Synapses in the spotlight with synthetic optogenetics

Abstract

Membrane receptors and ion channels respond to various stimuli and relay that information across the plasma membrane by triggering specific and timed processes. These include activation of second messengers, allowing ion permeation, and changing cellular excitability, to name a few. Gaining control over equivalent processes is essential to understand neuronal physiology and pathophysiology. Recently, new optical techniques have emerged proffering new remote means to control various functions of defined neuronal populations by light, dubbed optogenetics. Still, optogenetic tools do not typically address the activity of receptors and channels native to neurons (or of neuronal origin), nor gain access to their signaling mechanisms. A related method-synthetic optogenetics-bridges this gap by endowing light sensitivity to endogenous neuronal receptors and channels by the appending of synthetic, light-receptive molecules, or photoswitches. This provides the means to photoregulate neuronal receptors and channels and tap into their native signaling mechanisms in select regions of the neurons, such as the synapse. This review discusses the development of synthetic optogenetics as a means to study neuronal receptors and channels remotely, in their natural environment, with unprecedented spatial and temporal precision, and provides an overview of tool design, mode of action, potential clinical applications and insights and achievements gained.

Keywords: native receptors; neurons; optogenetics; photoswitches; synthetic optogenetics.

Figure 1. Isomerization of azobenzene to modulate protein function

(A) Molecular structures of –trans and –cis isomers of azobenzene, depending on the wavelengths used. Near‐UV light (violet) induces isomerization to –cis, whereas green light reverts the molecule back to –trans. (B) Absorption spectra of –trans and –cis isomers of azobenzene in ethanol. (C–J) Mechanisms of actions of azobenzene‐based (gray hexagon) photoswitches. (middle) Toolbox: building blocks for the synthesis of photoswitches. Isomerization of PCLs can uncage an active pharmacophore (C). A PTL bearing a channel blocker (blue ellipse) is tethered to a modified channel (cysteine, red circle) via a conjugating moiety (maleimide, green circle). In –trans, the blocker reaches the pore of the channel (D). A receptor with a PTL bound to its LBD undergoing isomerization enables the ligand (orange triangle) to enter the LBD to activate or displace the endogenous ligand (black triangles) (E). Spiropyran undergoing isomerization from the closed (non‐charged, cyan) to the open (charged, red) state induces channel opening (F). Light‐gating of an enzyme by a PCL (G). Membrane incorporated photoswitches induce lateral mechanical pressure in the membrane during isomerization to open mechanosensitive channels (H). A fragmented drug is pieced together by the isomerization process (I). Photoswitchable tweezers bound to two cysteines (red circles) via maleimides (green circles) induce forceps‐like forces (J).

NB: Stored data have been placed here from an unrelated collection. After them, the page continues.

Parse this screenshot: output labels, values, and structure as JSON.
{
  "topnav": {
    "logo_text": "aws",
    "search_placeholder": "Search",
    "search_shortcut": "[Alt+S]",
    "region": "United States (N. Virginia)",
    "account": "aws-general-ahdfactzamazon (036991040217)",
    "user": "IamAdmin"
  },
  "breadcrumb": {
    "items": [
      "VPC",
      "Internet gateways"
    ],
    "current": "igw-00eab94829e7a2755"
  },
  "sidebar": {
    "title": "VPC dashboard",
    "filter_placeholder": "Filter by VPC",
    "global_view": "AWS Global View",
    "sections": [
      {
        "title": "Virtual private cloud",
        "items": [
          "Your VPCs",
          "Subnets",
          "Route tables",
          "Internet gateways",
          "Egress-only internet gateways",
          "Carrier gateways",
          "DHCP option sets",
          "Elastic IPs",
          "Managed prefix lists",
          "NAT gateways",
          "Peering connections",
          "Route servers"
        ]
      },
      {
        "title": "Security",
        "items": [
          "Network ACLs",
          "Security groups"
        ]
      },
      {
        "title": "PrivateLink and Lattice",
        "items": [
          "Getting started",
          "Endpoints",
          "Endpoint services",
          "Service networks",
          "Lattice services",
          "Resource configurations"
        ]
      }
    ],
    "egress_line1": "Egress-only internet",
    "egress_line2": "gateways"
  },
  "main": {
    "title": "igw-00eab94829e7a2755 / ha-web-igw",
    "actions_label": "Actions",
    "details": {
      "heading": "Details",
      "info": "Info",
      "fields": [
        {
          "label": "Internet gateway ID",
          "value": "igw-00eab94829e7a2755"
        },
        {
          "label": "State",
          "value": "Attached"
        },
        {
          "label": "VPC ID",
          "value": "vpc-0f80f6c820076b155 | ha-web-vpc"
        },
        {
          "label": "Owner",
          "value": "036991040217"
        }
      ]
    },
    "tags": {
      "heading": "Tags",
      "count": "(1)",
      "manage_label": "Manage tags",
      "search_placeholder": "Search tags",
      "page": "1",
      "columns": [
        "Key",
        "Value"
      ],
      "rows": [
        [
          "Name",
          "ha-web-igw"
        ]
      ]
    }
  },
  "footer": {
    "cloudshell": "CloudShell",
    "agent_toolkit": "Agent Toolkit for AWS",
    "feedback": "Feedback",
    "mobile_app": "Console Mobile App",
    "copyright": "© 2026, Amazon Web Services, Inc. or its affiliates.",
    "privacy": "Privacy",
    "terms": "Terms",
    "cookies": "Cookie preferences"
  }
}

Figure 2. SPARK regulates neuronal excitability

(A) SPARK, a modified K⁺ channel tethered to MAQ. In –trans (green arrow), MAQ extends to ~17 Å, enabling block of the pore and no ion conductance (open circles denoted with K⁺). During isomerization (violet arrow), the shorter –cis isomer (~10 Å) relieves the block and the channel opens, generating an efflux of K⁺ ions. (B) Selective photoactivation of neurons. The cysteine‐modified receptor (bound to GFP) is genetically targeted to a defined neuronal population (via specific promoters). Channels expressed at the membrane (green highlight) of selected cells are labeled by the PTL. During green‐light illumination (green bar, bottom), the channels are blocked, enabling firing by the neuron (bottom trace, APs). Neuronal excitability is decreased by isomerization back to –cis (by near‐UV light, violet bar) and opening of the channels. Cysteine, red circle; azobenzene, gray hexagon; maleimide, green circle; quaternary amine/QA, blue ellipse.

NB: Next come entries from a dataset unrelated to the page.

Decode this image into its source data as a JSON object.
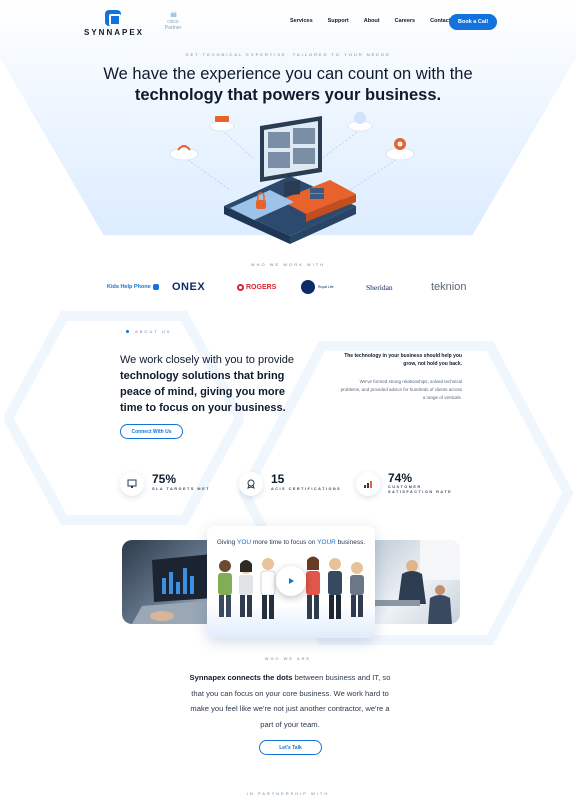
{
  "header": {
    "logo_text": "SYNNAPEX",
    "partner_badge": {
      "brand": "cisco",
      "text": "Partner"
    },
    "nav": [
      "Services",
      "Support",
      "About",
      "Careers",
      "Contact"
    ],
    "cta": "Book a Call"
  },
  "hero": {
    "kicker": "GET TECHNICAL EXPERTISE, TAILORED TO YOUR NEEDS",
    "line1": "We have the experience you can count on with the",
    "line2": "technology that powers your business."
  },
  "clients": {
    "label": "WHO WE WORK WITH",
    "logos": [
      "Kids Help Phone",
      "ONEX",
      "ROGERS",
      "Royal Life",
      "Sheridan",
      "teknion"
    ]
  },
  "about": {
    "label": "ABOUT US",
    "head_plain": "We work closely with you to provide ",
    "head_bold": "technology solutions that bring peace of mind, giving you more time to focus on your business.",
    "right_head": "The technology in your business should help you grow, not hold you back.",
    "right_body": "We've formed strong relationships, solved technical problems, and provided advice for hundreds of clients across a range of verticals.",
    "cta": "Connect With Us"
  },
  "stats": [
    {
      "value": "75%",
      "label": "SLA TARGETS MET",
      "icon": "monitor-icon"
    },
    {
      "value": "15",
      "label": "ACIS CERTIFICATIONS",
      "icon": "certificate-icon"
    },
    {
      "value": "74%",
      "label": "CUSTOMER SATISFACTION RATE",
      "icon": "chart-icon"
    }
  ],
  "video": {
    "title_a": "Giving ",
    "title_you": "YOU",
    "title_b": " more time to focus on ",
    "title_your": "YOUR",
    "title_c": " business."
  },
  "who": {
    "label": "WHO WE ARE",
    "bold": "Synnapex connects the dots",
    "text": " between business and IT, so that you can focus on your core business. We work hard to make you feel like we're not just another contractor, we're a part of your team.",
    "cta": "Let's Talk"
  },
  "partner_label": "IN PARTNERSHIP WITH",
  "colors": {
    "accent": "#1273de",
    "dark": "#0f1b2d",
    "orange": "#e8622c"
  }
}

Figure 3. Crystal structure of the LBD of a kainate receptor bound to a photoswitch

(A) Surface representation of GluK2‐LBD dimers. One LBD (orange) is bound to domoate (not shown), whereas the second LBD (blue) is in complex with GluAzo (magenta), a specific iGluR5 and ‐6 PCL (structure is from PDB: 4H8I). The structure shows a closed LBD conformation. (B) Front view of the LBD with the tip of the azobenzene tail protruding from the LBD. (C) Transparent view of the dimer, depicting the partially embedded GluAzo photoswitch within the LBD (dashed line) and the exit tunnel through which the azobenzene protrudes. (D) Front view of the LBD (GluAzo removed).

Figure 4. Intracellular photoswitchable blockers

(A) AAQ (acrylamide–azobenzene–QA) crosses the membrane owing to its lipophilic acrylamide group, can enter the inner vestibule of the channel, and exert its block when in –trans. (B) The blocking mechanism of QAQ (QA–azobenzene–QA) resembles that of AAQ. However, QAQ cannot cross the membrane and needs to travel through pore‐dilated channels (e.g., TRPV1) to enter the cell.